212 J. Ponty, op. cit., pp. 91-122.

213 H. Mauran, op. cit., p. 412.

214 Ibid.

215 Ibid.

216 Ibid.

217 R. Martin, op. cit., in Le Pays de Remiremont, 1979, pp. 62-65.

A l'aube de la guerre, un bon Alsacien est donc un Alsacien soldat. Non seulement il recouvre la nationalité de ses ancêtres, mais il évite aux siens l'internement réservé aux sujets allemands sur le sol français. Tant pis pour les familles qui ne comptent que des filles ou aucun garçon en âge de s'enrôler.

Au sein du ministère de la Guerre, le Service des Alsaciens-Lorrains, créé sur proposition du général Gallieni, gouverneur militaire de Paris, et placé sous la direction d'Albert Carré, est particulièrement compétent concernant les engagés volontaires. Ce service crée dans chacun de ses bureaux une commission d'identification chargée de veiller à l'application des directives et d'examiner les postulants. Au début de la guerre, les engagés volontaires sont divisés en deux catégories, désignées par les lettres A et B. La catégorie A est composée de ceux qui acceptent de servir directement sur le front. A partir du 20 août, quelques centaines sont employées comme guide par le général Dubail qui opère dans les Vosges et par le général Pau, commandant en chef l'armée d'Alsace. Par ailleurs il y a ceux qui, classés sous la lettre B, sont versés dans les bataillons alpins et les régiments faisant partie du corps d'observation placé sur la frontière italienne218.

Le texte de la loi du 5 août 1914 aborde également le cas des réformés et des inaptes. Les réformés, quelle que soit la durée de leur incorporation, peuvent revendiquer le bénéfice de cette législation au même titre que les engagés demeurés sous les drapeaux219. Vingt-neuf AlsaciensLorrains se sont engagés au titre d'engagement volontaire pour la seule ville d'Epinal ; ce fut le cas de Theobald Auguste Bruker220.
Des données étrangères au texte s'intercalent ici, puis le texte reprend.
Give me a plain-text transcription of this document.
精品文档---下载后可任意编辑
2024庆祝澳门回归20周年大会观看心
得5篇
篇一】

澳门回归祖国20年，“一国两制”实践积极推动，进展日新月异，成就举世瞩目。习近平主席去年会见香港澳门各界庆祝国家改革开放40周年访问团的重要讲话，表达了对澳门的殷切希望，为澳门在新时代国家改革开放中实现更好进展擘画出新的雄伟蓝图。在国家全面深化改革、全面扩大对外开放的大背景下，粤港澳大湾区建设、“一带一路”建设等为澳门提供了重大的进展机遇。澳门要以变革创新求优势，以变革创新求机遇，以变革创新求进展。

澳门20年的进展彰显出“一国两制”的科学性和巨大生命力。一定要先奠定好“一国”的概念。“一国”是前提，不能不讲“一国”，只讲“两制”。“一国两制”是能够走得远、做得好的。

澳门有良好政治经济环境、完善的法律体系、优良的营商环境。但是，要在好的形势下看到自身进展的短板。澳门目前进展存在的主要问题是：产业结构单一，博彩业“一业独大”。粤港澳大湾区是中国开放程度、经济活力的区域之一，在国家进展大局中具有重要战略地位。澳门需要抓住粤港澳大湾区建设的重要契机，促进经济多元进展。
Enfin, l'engagement concerne une autre catégorie : celle des prisonniers et des déserteurs « allemands », originaires d'Alsace-Lorraine221. La question se pose dès les premiers jours du conflit. 1650 prisonniers allemands se seraient réengagés dans les rangs de l'armée française. A partir d'août-septembre 1914, les jeunes gens retenus dans les camps d'évacués mobilisables, notamment Landsturmiens, ont aussi été invités à s'engager dans l'armée française222.

218 R. Martin, op. cit., pp. 62-65.

219 Maxime Leroy, Le statut civil et administratif des Alsaciens-Lorrains pendant la guerre, p. 22.

220 A.D.V., 4 M 495, Recensement étrangers de nationalités ennemies (1915).

221 H. Mauran, op. cit., p. 413.

222 H. Mauran, op. cit, pp. 414-415.